$30
HOMEWORK 4
Conditions, Natural Log Transformations, and Inference
Reading: This assignment focuses on content from your textbook, STAT2:Modeling with Regression and ANOVA, Sections 1.2-1.4, 2.1-2.2. Read these sections of your textbook, if you haven’t already.
Notes:
• For questions requiring you to use JMP, you must provide a copy of your output at the end of your assignment or embedded within your assignment. No credit will be given if you do not include your output, even if your answer is correct.
• Round all numbers to 3 digit places unless otherwise specified. This means keeping 3 digits staring from the first nonzero digits. e.g. 14123 is rounded to 14100, 0.00056789 is rounded to 0.000568, 0.5022 is rounded to 0.502.
• All answers will be numbers so we can quickly grade the assignment. Please notice the “be able to:” questions. You do not need to answer these on the homework, but you will be expected to able to answer them on the upcoming exam.
You will need the textbooks.jmp and sparrow.jmp data sets.
Part 1: Consider the data in textbooks.jmp. This contains prices charged for various textbooks. uclaNew is the price charged by the UCLA bookstore; amazNew is the price charged the same semester by Amazon.com.
1. Create a scatterplot where X = amazNew and Y = uclaNew.

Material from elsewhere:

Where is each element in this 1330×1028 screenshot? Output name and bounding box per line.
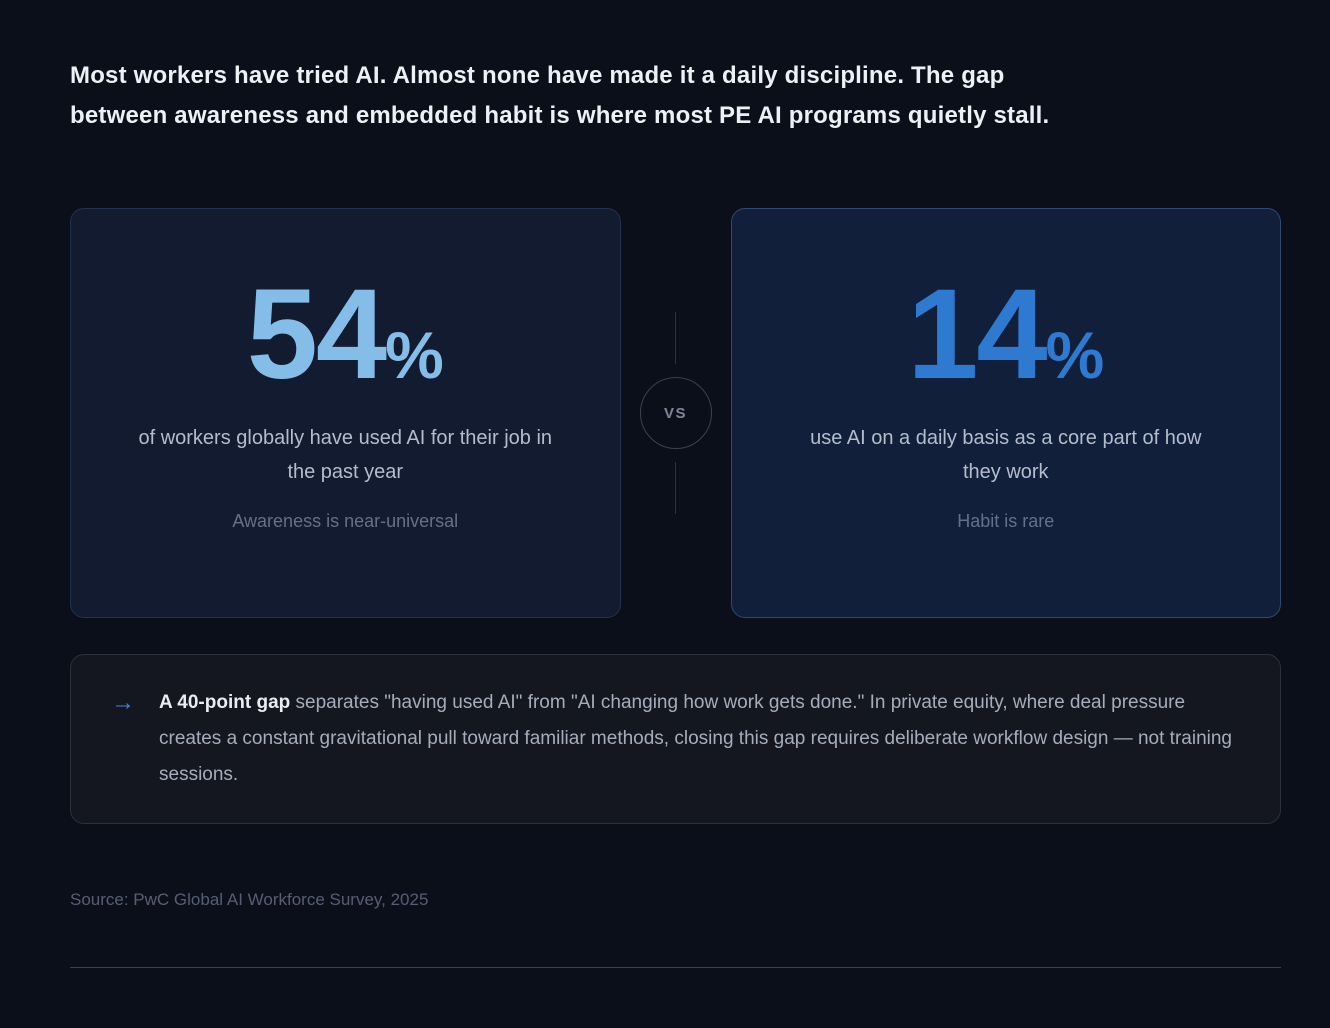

Also fit a linear regression model predicting the UCLA price (uclaNew) using the Amazon price (amazNew) then look at the residual vs predicted value plot.

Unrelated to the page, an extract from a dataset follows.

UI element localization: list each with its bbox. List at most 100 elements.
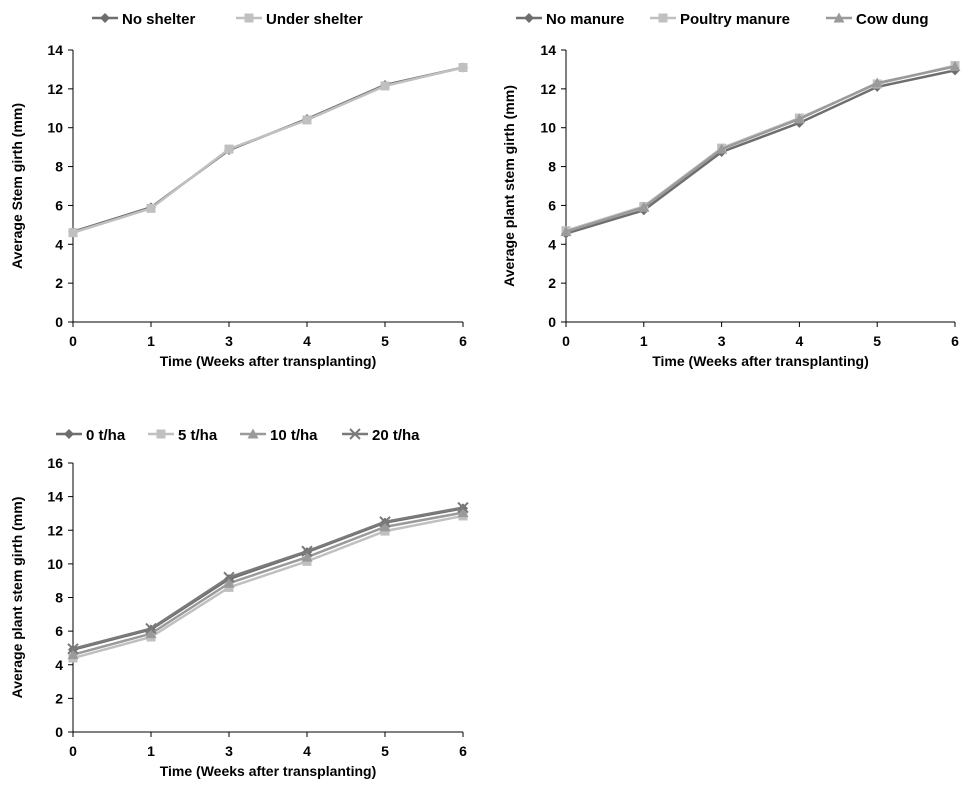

Using these two plots, assess the regression conditions:
a: linearity (yes / no)
b: equal variance (yes / no)
c: normality (yes / no)
2. Based on this (and only this) assessment of the regression conditions should you:
Multiple choice: Leave variables untransformed / Transform only X (amazNew) / Transform only Y (uclaNew) / Transform both variables
Note: be able to explain your assessments of regression conditions and support your choice of transformation.
3. Can you use either of these two plots to assess the assumption of independence?
Your answer: Yes/No
Note: be able to explain why or why not.
Natural log transform the uclaNew variable. Fit a linear regression predicting log uclaNew using the Amazon price (amazNew). Don’t worry if this regression does not satisfy the usual regression conditions. What are the intercept and slope coefficients of this regression?
4. Intercept:
5. Slope:
6. You are comparing prices of two textbooks. On Amazon, textbook A costs $25 more than textbook B. Fill in the blank: The predicted UCLA price of textbook A is ____ percent more than textbook B.
Your answer:
You decide it would be better to natural log transform both variables, i.e. both uclaNew and amazNew. Fit the linear regression predicting log uclaNew using X=log amazNew. What are the intercept and slope coefficients of this regression?
7. intercept
8. slope
9. Again, you want to compare prices of two textbooks, A and B, where on Amazon, textbook A costs 10% more than textbook B. The predicted UCLA price of textbook A is ____ times that of textbook B.
Your answer:
10. You want to compare prices of two different textbooks, C and D. All you know is that on Amazon, textbook C costs 25$ more than textbook D. Using the log-log model, do you have sufficient information to say anything about the predicted UCLA bookstore prices?
Your answer: (yes / no)
Note: be able to explain why or why not.
Part 2: Questions 2.18 and parts of 2.25 from the book (Sparrows). Simple linear regression predicting Y = weight (in grams) from wing length (in mm).
11. (2.18 part a) Report the p-value for the two-sided test of slope = 0
p-value:
Note: be able to write a one-sentence conclusion based on this p-value.
(2.18 part b) Report the 95% confidence interval for the slope
12. lower bound:
13. upper bound:
Note: be able to write a sentence with an appropriate interpretation of the slope.
14. (2.18 part c) Does your 95% confidence interval include 0?
Yes / No
Note: be able to explain how including (or not including) 0 relates to the p-value for the test of slope = 0.
16. (2.25 part b) Percent variation:
(2.25 part c) ANOVA table: Only report two numbers from that table:
17. MS error:
18.Df error:
19. (2.25 part d) Compare the square root of the F statistic and the T statistic testing whether the slope = 0.
Multiple choice: T statistic is larger / they are the same / T statistic is smaller
Note: be able to explain your answer
Part 3: New data set. Details not relevant. Here is an ANOVA table with some values filled in:
Source degrees of freedom sum-of-squares mean square F statistic
Model 1 125.1
Error 10.3
Total 52 135.4
20. Calculate the error degrees of freedom:
Your answer:
21. Calculate the Model sum-of-squares:
Your answer:
22. Calculate the F statistic. There is only one, for the Model:
Your answer:
23. Upload your JMP output as pdf, word or html in the question.